C’est en 1870 que l’aventure m’arriva, pendant les jours qui suivirent
la déclaration de guerre. Quoique ayant toujours eu quelque éloignement
pour cet endroit particulièrement vulgaire, bourgeois et réglementé
qu’on appelle les coulisses d’un théâtre, je me trouvais ce soir-là –
du diable si je sais le motif ! – dans les coulisses du théâtre de la
Gaîté. On y jouait la féerie en vogue, mais un souffle d’inquiétude
venait de la salle, glaçant sous leurs costumes d’oripeaux le falot roi
Croquignolet, le prince Pompondor et la fée Azurine. Et tenez : je me
le rappelle maintenant, j’étais venu pour entendre Thérésa qui, dans un
entr’acte, devait chanter la Marseillaise.
Elle la chanta en effet, s’enveloppant d’un drapeau, voix terrible,
geste hardi, en idéale vivandière.
Mais il ne s’agit point de la Marseillaise
ni de Thérésa.
La pièce finie, au milieu du remue-ménage des trucs qui roulent et des
décors remis en place, et parmi la bousculade éperdu des figurants
pressés de partir, je m’attardai, ravi par l’étrangeté du spectacle, à
considérer les machinistes en train de dégarnir la
roue d’apothéose.
Des femmes en maillot, nues à demi et prises dans l’étau d’un corset de
fer caché sous le paillon et la gaze, demeuraient en l’air, suspendues,
non plus dans une pose gracieuse et figée, mais dans des attitudes
abandonnées dont la lassitude contrastait avec leurs vêtements de rêve.
Et lentement la roue tournait, et à chaque tour, quand une des femmes
se trouvait rapprochée du plancher de la scène, un robuste gaillard la
prenant à deux bras, la soulevait, la décrochait et la plantait droit
sur ses pieds en échangeant des petits mots, un adieu familier suivi
d’un remerciement parfois canaille.
Au dehors, sur le boulevard de Strasbourg, s’entendaient le pas des
chevaux, le bruit des musiques. C’était, dans la nuit, la garde
impériale qui partait. Les machinistes, pour écouter, interrompaient un
instant leur besogne. Alors, du haut des cintres, un concert
d’imprécations féminines tombait.
De formidables jurons partis d’un coin sombre, tout près de moi, me
firent retourner la tête :
- Nom de D..., sacré nom de D..., disait la voix, et je
m’aperçus, non sans surprise, que cette voix rendue tremblante par
l’émotion et la colère, mais au timbre enfantin, sortait d’un oeuf.

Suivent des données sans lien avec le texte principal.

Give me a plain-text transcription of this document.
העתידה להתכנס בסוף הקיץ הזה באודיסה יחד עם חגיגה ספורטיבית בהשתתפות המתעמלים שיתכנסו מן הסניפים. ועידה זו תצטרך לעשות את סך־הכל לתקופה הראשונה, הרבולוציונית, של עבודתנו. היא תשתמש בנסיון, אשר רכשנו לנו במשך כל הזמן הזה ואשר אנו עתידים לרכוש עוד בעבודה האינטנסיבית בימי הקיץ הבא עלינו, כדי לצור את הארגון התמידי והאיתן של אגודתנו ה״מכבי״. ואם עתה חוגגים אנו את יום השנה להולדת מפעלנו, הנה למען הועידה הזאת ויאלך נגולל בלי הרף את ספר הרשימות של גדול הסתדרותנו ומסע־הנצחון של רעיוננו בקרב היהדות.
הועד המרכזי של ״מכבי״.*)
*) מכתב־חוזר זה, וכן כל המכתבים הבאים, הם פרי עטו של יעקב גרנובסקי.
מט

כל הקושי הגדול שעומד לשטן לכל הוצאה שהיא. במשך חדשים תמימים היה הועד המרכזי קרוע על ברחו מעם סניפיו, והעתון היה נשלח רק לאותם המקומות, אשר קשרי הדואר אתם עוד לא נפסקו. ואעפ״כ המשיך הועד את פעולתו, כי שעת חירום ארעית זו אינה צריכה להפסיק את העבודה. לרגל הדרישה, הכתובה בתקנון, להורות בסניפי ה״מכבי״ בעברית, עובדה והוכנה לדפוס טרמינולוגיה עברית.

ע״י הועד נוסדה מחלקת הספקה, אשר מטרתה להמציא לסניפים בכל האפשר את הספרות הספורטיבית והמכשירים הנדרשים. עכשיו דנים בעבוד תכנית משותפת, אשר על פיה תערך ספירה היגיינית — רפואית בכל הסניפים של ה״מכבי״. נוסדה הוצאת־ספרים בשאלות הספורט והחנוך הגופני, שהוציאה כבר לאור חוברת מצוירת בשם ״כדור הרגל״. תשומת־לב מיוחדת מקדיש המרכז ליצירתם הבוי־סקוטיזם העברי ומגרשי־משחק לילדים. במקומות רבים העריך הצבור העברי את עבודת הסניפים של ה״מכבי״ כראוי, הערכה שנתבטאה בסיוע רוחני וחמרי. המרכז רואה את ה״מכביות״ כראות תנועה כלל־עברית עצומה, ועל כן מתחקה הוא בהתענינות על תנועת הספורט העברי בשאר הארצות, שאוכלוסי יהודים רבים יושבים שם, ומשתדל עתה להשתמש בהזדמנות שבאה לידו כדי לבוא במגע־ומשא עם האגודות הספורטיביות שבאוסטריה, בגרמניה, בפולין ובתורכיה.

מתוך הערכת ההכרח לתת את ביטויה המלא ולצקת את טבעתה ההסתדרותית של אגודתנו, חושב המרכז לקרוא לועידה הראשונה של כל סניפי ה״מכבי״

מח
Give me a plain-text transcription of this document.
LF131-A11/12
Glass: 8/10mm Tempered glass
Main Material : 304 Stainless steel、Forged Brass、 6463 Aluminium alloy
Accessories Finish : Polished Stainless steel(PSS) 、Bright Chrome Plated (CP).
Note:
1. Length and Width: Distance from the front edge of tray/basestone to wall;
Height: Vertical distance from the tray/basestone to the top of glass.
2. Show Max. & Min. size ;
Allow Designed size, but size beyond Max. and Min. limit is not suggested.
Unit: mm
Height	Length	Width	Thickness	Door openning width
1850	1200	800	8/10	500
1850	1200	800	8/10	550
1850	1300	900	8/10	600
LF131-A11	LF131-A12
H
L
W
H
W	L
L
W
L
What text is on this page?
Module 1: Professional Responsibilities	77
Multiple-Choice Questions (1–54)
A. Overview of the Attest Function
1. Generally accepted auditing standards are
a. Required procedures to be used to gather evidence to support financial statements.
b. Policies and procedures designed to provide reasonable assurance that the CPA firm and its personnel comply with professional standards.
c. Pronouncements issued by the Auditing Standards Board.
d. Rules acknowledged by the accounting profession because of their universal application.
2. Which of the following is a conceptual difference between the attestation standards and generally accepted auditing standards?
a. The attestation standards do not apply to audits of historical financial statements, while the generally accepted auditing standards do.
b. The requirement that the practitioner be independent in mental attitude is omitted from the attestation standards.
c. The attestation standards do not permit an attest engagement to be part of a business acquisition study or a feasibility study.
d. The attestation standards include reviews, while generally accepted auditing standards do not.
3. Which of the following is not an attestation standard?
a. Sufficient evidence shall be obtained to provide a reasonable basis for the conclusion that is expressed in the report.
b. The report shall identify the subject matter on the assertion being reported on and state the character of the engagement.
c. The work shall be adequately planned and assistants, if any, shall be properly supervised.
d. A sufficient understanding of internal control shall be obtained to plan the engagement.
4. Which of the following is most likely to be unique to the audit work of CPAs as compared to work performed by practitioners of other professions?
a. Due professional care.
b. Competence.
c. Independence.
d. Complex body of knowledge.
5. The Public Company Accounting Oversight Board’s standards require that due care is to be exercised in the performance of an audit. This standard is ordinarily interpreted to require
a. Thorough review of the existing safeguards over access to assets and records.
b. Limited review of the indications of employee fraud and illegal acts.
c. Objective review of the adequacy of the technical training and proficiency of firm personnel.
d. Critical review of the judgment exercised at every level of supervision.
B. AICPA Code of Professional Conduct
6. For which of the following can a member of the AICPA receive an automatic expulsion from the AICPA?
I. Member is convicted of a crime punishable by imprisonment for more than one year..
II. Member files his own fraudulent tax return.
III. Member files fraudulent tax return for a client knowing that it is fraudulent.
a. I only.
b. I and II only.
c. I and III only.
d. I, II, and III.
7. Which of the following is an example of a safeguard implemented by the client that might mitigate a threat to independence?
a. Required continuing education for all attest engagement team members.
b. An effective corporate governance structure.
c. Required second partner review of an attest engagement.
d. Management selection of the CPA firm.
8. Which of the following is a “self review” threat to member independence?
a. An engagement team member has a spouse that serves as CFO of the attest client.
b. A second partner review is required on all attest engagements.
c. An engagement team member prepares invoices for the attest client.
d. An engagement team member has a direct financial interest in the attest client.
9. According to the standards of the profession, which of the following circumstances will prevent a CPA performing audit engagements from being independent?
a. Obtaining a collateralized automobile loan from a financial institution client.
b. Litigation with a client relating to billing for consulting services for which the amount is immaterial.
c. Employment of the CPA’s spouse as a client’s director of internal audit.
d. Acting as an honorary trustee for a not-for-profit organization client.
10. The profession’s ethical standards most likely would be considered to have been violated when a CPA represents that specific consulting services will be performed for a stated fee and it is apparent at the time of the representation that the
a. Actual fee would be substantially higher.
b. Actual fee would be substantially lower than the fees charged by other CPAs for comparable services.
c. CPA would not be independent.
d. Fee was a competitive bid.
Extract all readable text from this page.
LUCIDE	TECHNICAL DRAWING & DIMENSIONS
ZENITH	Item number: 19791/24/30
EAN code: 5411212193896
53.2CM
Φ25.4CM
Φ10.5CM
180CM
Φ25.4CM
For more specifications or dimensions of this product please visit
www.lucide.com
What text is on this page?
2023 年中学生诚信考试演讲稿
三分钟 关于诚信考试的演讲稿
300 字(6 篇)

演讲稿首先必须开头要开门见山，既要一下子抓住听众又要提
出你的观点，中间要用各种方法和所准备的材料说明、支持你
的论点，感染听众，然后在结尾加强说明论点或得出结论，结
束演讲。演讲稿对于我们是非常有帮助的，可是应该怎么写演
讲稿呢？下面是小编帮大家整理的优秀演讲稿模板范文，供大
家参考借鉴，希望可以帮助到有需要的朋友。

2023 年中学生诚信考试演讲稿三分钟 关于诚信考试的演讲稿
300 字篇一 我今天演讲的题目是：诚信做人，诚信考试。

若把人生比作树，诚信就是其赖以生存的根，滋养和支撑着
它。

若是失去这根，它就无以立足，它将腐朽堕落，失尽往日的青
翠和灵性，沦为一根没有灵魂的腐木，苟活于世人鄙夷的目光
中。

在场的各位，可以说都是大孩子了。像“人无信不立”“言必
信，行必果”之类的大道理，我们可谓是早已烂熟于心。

Oui ! d’un oeuf, d’un oeuf en carton, de la taille de ces jarres d’huile
où se cachent les voleurs d’Ali-Baba, et dont la partie supérieure
soulevée en manière de couvercle comme si quelque géant avait tranché
l’oeuf de son couteau pour le manger à la coque, laissait voir non la
face barbue d’un brigand arabe, mais une frimousse délicieusement rose
sous les frisures emmêlées d’une perruque jaune serin. Deux petits
pieds sortaient de l’oeuf, et trépignaient, chaussés de brodequins
également jaunes. Recueillant mes souvenirs, je me rappelai avoir vu
cet oeuf animé, défiler à l’acte des oiseaux et figurer dans le tableau
final en qualité de dernier-né encore mal éclos d’une famille de
canaris.
- C’est gros comme deux liards de beurre, fit un garçon de théâtre qui
passait, et c’est méchant comme le diable !... La paix, mademoiselle
Culot, ton tour va venir.
Mais ceci ne calma point Mlle Culot, et je m’approchai pour lui offrir
mes services.
- C’est bien simple, monsieur, vous n’avez qu’à me déboucler, là,
derrière le dos... Ces costumiers sont d’un bête ! Comme s’ils ne
pouvaient pas s’arranger pour qu’on ouvre de l’intérieur...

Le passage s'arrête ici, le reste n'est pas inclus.